Para entonces, Glass era ya un hombre casado. En 1965 había sellado su unión con JoAnne Akalaitis, directora y actriz de teatro vanguardista, con la que tuvo dos hijos. En 1980 se divorciaron, mientras comenzaba para Glass un nuevo periodo de búsqueda. Fue dejando atrás el minimalismo (un término que nunca le ha gustado) y abriéndose a un amplio abanico de experiencias. Comenzó una serie de colaboraciones con los artistas más importantes del momento, desde Allen Ginsberg hasta Doris Lessing, desde Lou Reed y Laurie Anderson hasta Leonard Cohen. Su vida sentimental se fue estabilizando. Tras un fugaz matrimonio con la doctora Luba Burtyk encontró la felicidad con la pintora Candy Jernigan.
En 1991, sin embargo, la tragedia golpeó a la familia. Un cáncer de hígado acabó en el plazo de unas pocas semanas con Jernigan. Tenía 39 años. Fue un golpe brutal para el compositor, que tardó una década en superarlo. En 2001 se casaba de nuevo, esta vez con una mujer de negocios, Holly Critchlow. Y dos años después, cuando Glass era ya abuelo, nacía el primero de los dos hijos de la pareja. El músico era entonces una celebridad, y su presencia, cada vez menos frecuente en el apartamento conyugal del East Village neoyorquino. La ruptura parecía inevitable. Desde entonces, a Glass se le conoce una única relación, con la violonchelista Wendy Sutter, también concluida hace un par de años.
Sus dos hijos pequeños son la única variable que altera su metódico calendario laboral. Si faltó a uno de los encuentros con la prensa en Madrid, fue porque tenía que hacerse cargo de ellos. Cuando al fin llegó, nada más bajar del avión, “sin el más mínimo jet lag”, se puso manos a la obra. Le quedan aún muchas piezas que componer para completar su larguísimo catálogo.

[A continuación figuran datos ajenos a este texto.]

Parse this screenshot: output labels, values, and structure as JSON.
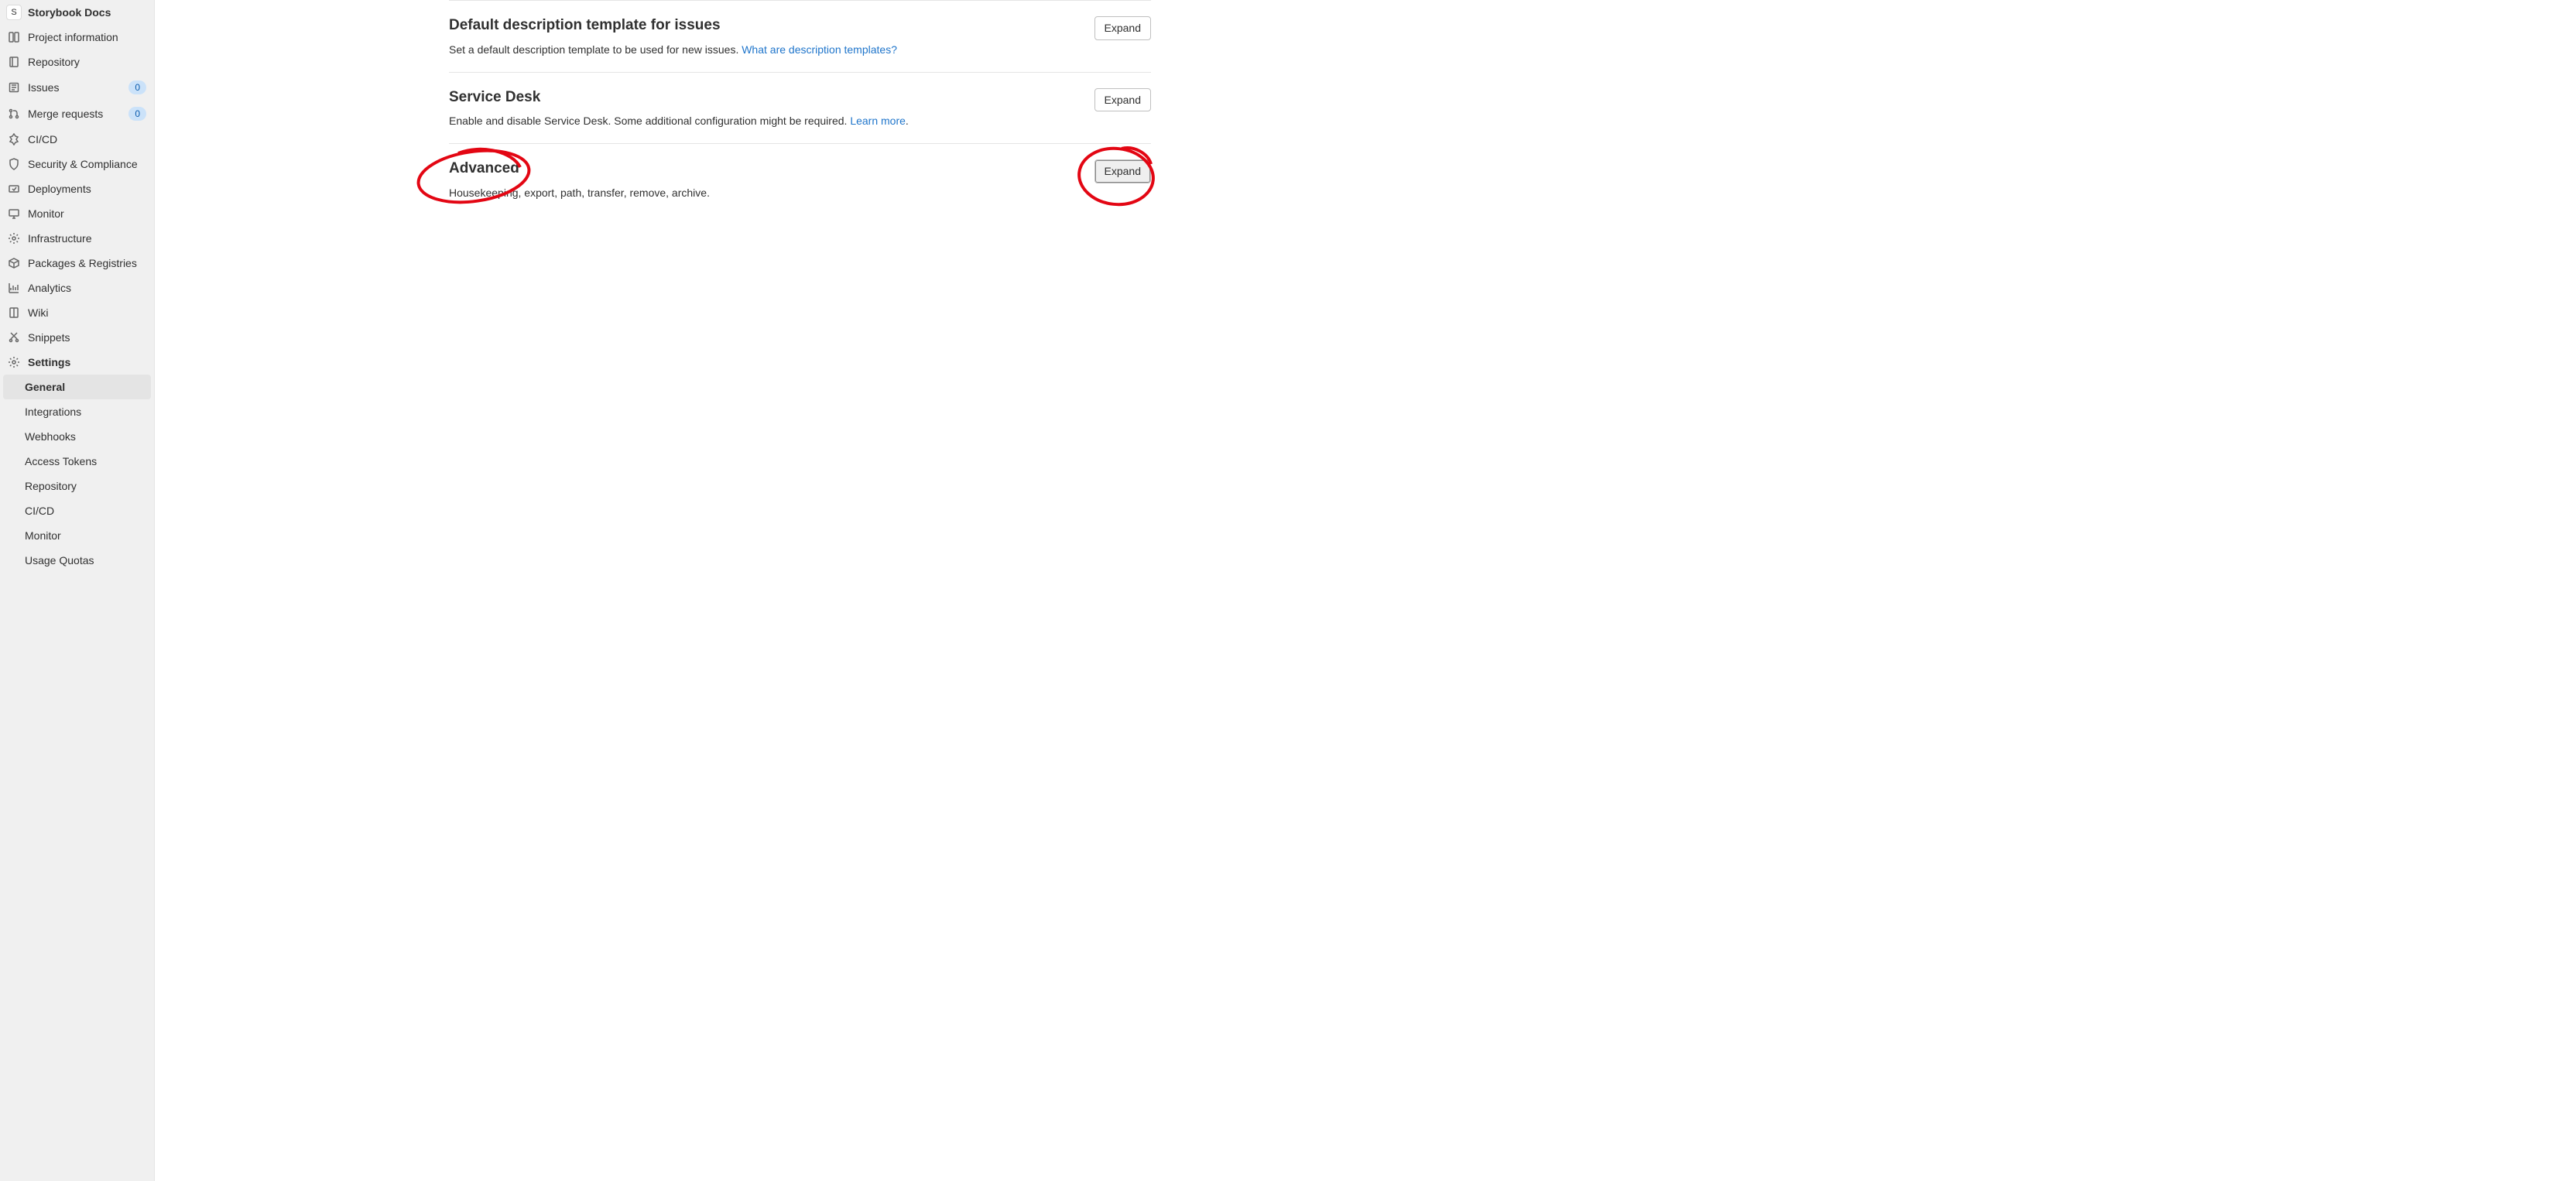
{
  "project": {
    "avatar_letter": "S",
    "name": "Storybook Docs"
  },
  "sidebar": {
    "items": [
      {
        "label": "Project information",
        "icon": "project-info-icon"
      },
      {
        "label": "Repository",
        "icon": "repository-icon"
      },
      {
        "label": "Issues",
        "icon": "issues-icon",
        "badge": "0"
      },
      {
        "label": "Merge requests",
        "icon": "merge-requests-icon",
        "badge": "0"
      },
      {
        "label": "CI/CD",
        "icon": "cicd-icon"
      },
      {
        "label": "Security & Compliance",
        "icon": "shield-icon"
      },
      {
        "label": "Deployments",
        "icon": "deployments-icon"
      },
      {
        "label": "Monitor",
        "icon": "monitor-icon"
      },
      {
        "label": "Infrastructure",
        "icon": "infrastructure-icon"
      },
      {
        "label": "Packages & Registries",
        "icon": "packages-icon"
      },
      {
        "label": "Analytics",
        "icon": "analytics-icon"
      },
      {
        "label": "Wiki",
        "icon": "wiki-icon"
      },
      {
        "label": "Snippets",
        "icon": "snippets-icon"
      },
      {
        "label": "Settings",
        "icon": "settings-icon"
      }
    ],
    "settings_children": [
      {
        "label": "General"
      },
      {
        "label": "Integrations"
      },
      {
        "label": "Webhooks"
      },
      {
        "label": "Access Tokens"
      },
      {
        "label": "Repository"
      },
      {
        "label": "CI/CD"
      },
      {
        "label": "Monitor"
      },
      {
        "label": "Usage Quotas"
      }
    ]
  },
  "sections": [
    {
      "title": "Default description template for issues",
      "desc_prefix": "Set a default description template to be used for new issues. ",
      "link_text": "What are description templates?",
      "desc_suffix": "",
      "button": "Expand"
    },
    {
      "title": "Service Desk",
      "desc_prefix": "Enable and disable Service Desk. Some additional configuration might be required. ",
      "link_text": "Learn more",
      "desc_suffix": ".",
      "button": "Expand"
    },
    {
      "title": "Advanced",
      "desc_prefix": "Housekeeping, export, path, transfer, remove, archive.",
      "link_text": "",
      "desc_suffix": "",
      "button": "Expand"
    }
  ]
}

Mucho trabajo para un hombre de 76 años. Pero, ¿cómo decir no a los múltiples encargos que le llegan? Sobre todo cuando suelen ir acompañados de sustanciosos cheques. Aunque no es público lo que ha cobrado por The perfect american, una idea del caché de Glass pueden darla los cerca de 300.000 euros que cobró en 1992 por su ópera The voyage, dedicada a Cristóbal Colón, que le encargó el Metropolitan Opera House de Nueva York. Eran tiempos de derroche en los escenarios operísticos. Algo que ha pasado a la historia, incluso para un compositor consagrado como Glass, que, impermeable al éxito, sigue levantándose a las seis de la mañana para sentarse ante el piano. Poco importa que no haya Dios, si existe la música, y puede seguir componiendo.